The focus of the Department is Urban Ecological Design, which integrates site, landscape, and people in a design practice that is functional, artful, and engaging. Urban Ecological Design is an emerging issue locally, nationally, and globally, distinctive from the foci of other Landscape Architecture programs. It fits well with our faculty strengths, as well as the context of our region. It serves what we believe to be the greatest needs within the profession at this time. We have made a long-term commitment to lead an interdisciplinary approach addressing Urban Ecological Design through our research, teaching, and studio projects in four key areas:

Ecological Infrastructure
The science of ecology is still a relatively recent addition to the diverse set of approaches used in the study of cities. We focus on applying landscape ecology and conservation biology to the strategic design of urban infrastructure. We look for ways to structure and guide the flows of organisms, materials, and energy that pass through a city in ways that support the characteristic biodiversity of a region. This represents a fundamental change in the priorities for urban infrastructure, although it continues to encompass the early 20th century urban goals of enhancing the health, safety and welfare of humans. Working at multiple scales, ecological infrastructure incorporates stormwater drainage, street design, transportation networks and facilities, and park and greenway systems.

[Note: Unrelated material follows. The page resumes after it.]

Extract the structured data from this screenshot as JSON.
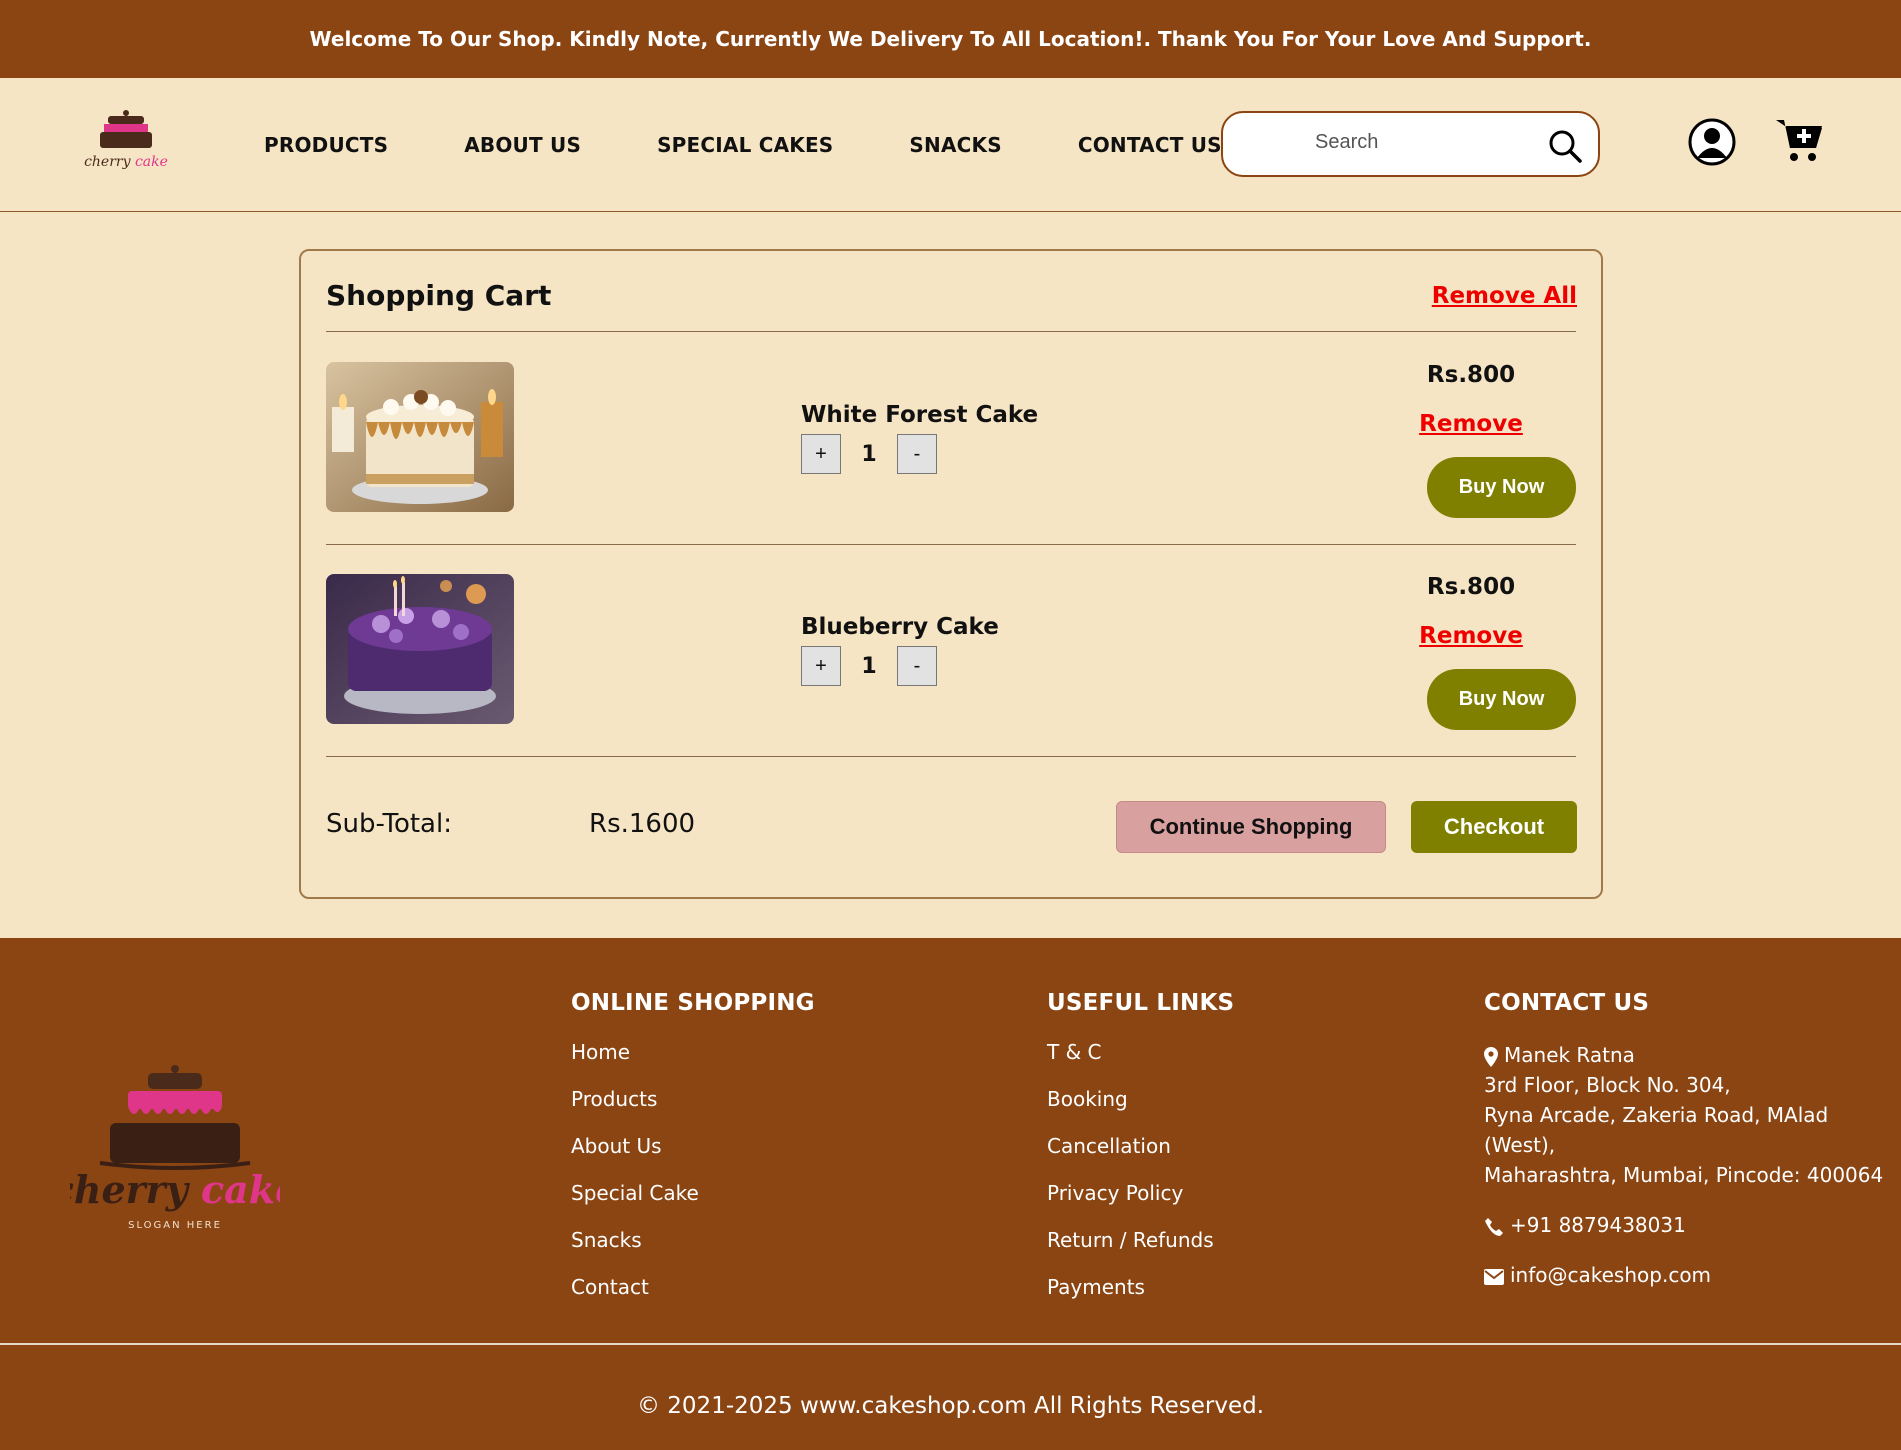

Culturally-Based Place-Making
Culture plays a significant role in our perception, interpretation, and expression of place. Each place is the product of the interaction of a variety of social, cultural, political and economic forces in the environment. Culturally-based placemaking recognizes this reality and the importance of including the voices of individuals and communities in design decisions to represent the full diversity of our communities. Culturally-based placemaking is an intrinsically democratic approach to design that recognizes the value of all forms of diversity. We recognize the potential of powerful contemporary social, economic and technological forces to disconnect culture from place with the resulting sense of individual alienation and displacement. We seek to create design interventions that reconcile these factors, honoring past and present cultural relationships to place.

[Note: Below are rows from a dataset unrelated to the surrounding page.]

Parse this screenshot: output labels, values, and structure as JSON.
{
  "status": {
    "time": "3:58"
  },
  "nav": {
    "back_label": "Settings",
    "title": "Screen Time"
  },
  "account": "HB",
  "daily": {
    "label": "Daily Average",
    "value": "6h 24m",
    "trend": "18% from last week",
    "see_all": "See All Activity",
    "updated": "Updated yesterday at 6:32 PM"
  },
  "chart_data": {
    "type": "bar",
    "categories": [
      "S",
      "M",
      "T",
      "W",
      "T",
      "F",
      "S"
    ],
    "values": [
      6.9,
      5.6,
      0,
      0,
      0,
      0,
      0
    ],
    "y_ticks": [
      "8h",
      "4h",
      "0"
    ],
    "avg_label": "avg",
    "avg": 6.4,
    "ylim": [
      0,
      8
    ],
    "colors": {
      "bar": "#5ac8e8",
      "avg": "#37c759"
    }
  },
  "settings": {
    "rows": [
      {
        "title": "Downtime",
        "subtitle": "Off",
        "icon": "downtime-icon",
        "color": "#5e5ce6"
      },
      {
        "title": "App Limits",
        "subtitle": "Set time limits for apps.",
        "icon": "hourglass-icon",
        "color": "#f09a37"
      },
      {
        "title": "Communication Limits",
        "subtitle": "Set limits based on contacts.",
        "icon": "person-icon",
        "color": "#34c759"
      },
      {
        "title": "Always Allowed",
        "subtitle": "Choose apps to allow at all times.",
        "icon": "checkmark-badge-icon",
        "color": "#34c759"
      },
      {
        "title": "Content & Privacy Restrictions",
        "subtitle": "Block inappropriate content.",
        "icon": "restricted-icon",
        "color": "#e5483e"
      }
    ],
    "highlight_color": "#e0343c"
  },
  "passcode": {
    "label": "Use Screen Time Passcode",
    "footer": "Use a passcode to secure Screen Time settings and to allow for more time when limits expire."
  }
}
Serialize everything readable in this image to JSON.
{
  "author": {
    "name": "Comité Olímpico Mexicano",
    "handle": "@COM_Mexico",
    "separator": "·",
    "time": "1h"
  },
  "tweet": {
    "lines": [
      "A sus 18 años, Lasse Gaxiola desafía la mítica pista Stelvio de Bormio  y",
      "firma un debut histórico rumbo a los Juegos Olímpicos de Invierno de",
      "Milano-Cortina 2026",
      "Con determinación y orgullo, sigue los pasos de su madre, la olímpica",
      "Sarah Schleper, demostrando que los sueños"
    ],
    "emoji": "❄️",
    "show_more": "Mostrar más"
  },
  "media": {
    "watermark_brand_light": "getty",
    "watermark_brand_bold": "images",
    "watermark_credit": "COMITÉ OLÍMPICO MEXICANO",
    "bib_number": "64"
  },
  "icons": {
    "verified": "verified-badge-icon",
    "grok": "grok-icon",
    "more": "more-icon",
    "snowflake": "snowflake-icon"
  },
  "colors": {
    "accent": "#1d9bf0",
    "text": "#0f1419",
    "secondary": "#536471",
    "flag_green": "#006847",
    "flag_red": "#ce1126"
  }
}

Design for Ecological Literacy
Ecological literacy encompasses connections with the environment, and which includes knowledge of natural and cultural systems, competency to proactively preserve, reveal and regenerate those systems, and stewardship values. We view design as a powerful process and means of developing ecological literacy. Such literacy is essential for all citizens, but children and youth are considered a particularly important group to address since their opportunities to develop ecological literacy through direct experiences of and access to the natural environment have been significantly impoverished. Design for ecological literacy may incorporate participatory design processes to build upon citizens' current knowledge, care and action in a particular landscape, as well as enrich designers' understandings. An emphasis is placed on how environmental processes can be enhanced and revealed through design forms, elements, and materials.

Human and Environmental Health Human and environmental health and well-being are inextricably related. Our focus on environmental design and planning investigates, practices and values effective strategies for preserving and advancing the health and well being of humans and ecosystems at all scales - local, regional and global - within the long tradition of landscape architecture. We collaborate with diverse communities from schools and neighborhoods to healthcare providers and patients to address these challenges through community planning, restorative design, environmental justice, and inquiries into the role of nature in therapeutic design. We work with public agencies and citizen groups to define policies and practices that would increase the sustainability of healthy communities. We value a synthesis of design and research within an interdisciplinary framework that engages the scholarship and practice of allied fields including environmental psychology, the natural sciences, public health, medicine, social work and nursing.